Red Panthers belges: quinze ans d'instabilité managériale compromettent les ambitions sportives
L'équipe féminine de hockey sur gazon de la Belgique traverse une période d'instabilité chronique qui illustre parfaitement les défis auxquels font face les nations sportives dans la gestion de leurs talents.
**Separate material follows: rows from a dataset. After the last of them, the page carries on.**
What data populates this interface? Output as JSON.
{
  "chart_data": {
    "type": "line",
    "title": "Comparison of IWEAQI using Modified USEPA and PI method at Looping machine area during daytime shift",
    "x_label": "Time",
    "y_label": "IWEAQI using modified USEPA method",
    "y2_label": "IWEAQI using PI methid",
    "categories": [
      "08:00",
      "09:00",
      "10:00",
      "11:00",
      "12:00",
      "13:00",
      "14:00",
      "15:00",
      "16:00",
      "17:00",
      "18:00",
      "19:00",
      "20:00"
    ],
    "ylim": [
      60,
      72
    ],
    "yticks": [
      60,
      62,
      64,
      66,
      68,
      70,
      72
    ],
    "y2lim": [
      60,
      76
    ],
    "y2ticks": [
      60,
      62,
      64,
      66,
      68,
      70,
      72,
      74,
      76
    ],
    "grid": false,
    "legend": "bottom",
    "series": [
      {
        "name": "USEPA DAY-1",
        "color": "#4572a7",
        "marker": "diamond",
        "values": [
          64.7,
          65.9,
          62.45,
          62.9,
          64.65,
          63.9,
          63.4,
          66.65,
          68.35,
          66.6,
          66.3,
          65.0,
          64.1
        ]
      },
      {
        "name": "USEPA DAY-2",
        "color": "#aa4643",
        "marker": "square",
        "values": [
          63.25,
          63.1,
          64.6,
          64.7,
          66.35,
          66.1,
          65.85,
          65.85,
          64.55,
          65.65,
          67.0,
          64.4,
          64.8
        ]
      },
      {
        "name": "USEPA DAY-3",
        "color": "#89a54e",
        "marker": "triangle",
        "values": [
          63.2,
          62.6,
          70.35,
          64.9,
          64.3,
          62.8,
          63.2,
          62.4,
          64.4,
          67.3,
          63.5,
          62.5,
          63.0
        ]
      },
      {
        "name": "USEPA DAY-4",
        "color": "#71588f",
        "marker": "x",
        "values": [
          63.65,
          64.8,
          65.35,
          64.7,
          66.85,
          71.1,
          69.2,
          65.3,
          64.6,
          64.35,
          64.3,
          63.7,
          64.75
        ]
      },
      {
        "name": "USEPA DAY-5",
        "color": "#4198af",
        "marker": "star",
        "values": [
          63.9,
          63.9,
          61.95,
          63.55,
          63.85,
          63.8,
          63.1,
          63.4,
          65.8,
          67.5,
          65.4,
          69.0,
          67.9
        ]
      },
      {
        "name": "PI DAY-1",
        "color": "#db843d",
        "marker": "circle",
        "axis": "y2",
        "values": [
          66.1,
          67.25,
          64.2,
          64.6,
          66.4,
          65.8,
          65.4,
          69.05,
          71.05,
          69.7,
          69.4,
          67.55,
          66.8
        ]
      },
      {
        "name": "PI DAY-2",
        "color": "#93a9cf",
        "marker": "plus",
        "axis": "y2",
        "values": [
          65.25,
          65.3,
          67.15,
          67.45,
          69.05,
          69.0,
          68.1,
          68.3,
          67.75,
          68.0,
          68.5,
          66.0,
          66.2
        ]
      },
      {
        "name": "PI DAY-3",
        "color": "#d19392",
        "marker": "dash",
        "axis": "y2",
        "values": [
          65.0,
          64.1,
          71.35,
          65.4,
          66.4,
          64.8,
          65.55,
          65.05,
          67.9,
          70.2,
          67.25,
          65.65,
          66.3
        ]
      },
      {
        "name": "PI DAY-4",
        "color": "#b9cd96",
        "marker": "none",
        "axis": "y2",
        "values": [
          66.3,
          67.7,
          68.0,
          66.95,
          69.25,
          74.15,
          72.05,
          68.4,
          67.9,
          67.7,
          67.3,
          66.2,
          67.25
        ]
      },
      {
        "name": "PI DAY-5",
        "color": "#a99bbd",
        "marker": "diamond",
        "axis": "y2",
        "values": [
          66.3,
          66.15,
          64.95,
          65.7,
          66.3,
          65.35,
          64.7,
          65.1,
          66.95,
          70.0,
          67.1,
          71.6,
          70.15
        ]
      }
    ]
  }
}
Une succession d'entraîneurs révélatrice
En quinze années d'existence, les Red Panthers ont connu sept changements d'entraîneurs. Cette instabilité managériale reflète les difficultés rencontrées par de nombreuses fédérations sportives mondiales dans la construction de projets durables.
Pascal Kina, premier entraîneur de l'équipe de 2011 à 2015, avait une approche exigeante qui ne correspondait pas encore à la maturité des joueuses de l'époque. La fédération belge a ensuite fait appel au Néerlandais Niels Thijssen comme intérimaire, avant de nommer Ageeth Boomgaardt. Cette collaboration s'est soldée par un échec après neuf mois d'incompréhensions.
Des succès suivis de déceptions
Le retour de Thijssen a marqué une période plus stable, couronnée par une médaille d'argent à l'Euro 2017. Cependant, l'échec de la qualification pour les Jeux de Tokyo a révélé les limites du système.
Raoul Ehren, nommé en décembre 2020, a transformé l'équipe en véritables compétitrices internationales. Les Red Panthers ont frôlé la médaille olympique à Paris et ont décroché des médailles européennes en 2021 et 2023. Malgré ces succès, Ehren a abandonné son poste deux semaines après les JO, créant un nouveau vide.
Situation actuelle préoccupante
Rein van Eijk, arrivé à six mois de l'Euro 2025, fait face à des difficultés personnelles importantes. Sa fille, née en novembre dernier, rencontre des problèmes de santé nécessitant sa présence. Cette situation compromet la préparation de l'équipe pour les échéances majeures.
Serge Pilet, CEO de la fédération belge, maintient sa confiance en van Eijk malgré les absences répétées. L'organisation s'appuie sur Adam Commens et un staff remanié pour assurer la continuité.
Leçons pour les fédérations africaines
Cette situation belge offre des enseignements précieux pour les fédérations sportives africaines, notamment congolaises. La stabilité institutionnelle et la planification à long terme restent des éléments fondamentaux pour développer des équipes compétitives au niveau international.
Les joueuses comme Lotte Englebert expriment leur besoin de stabilité pour préparer sereinement le Mondial 2026 et les JO 2028. Leur détermination face à l'adversité démontre la résilience nécessaire dans le sport de haut niveau.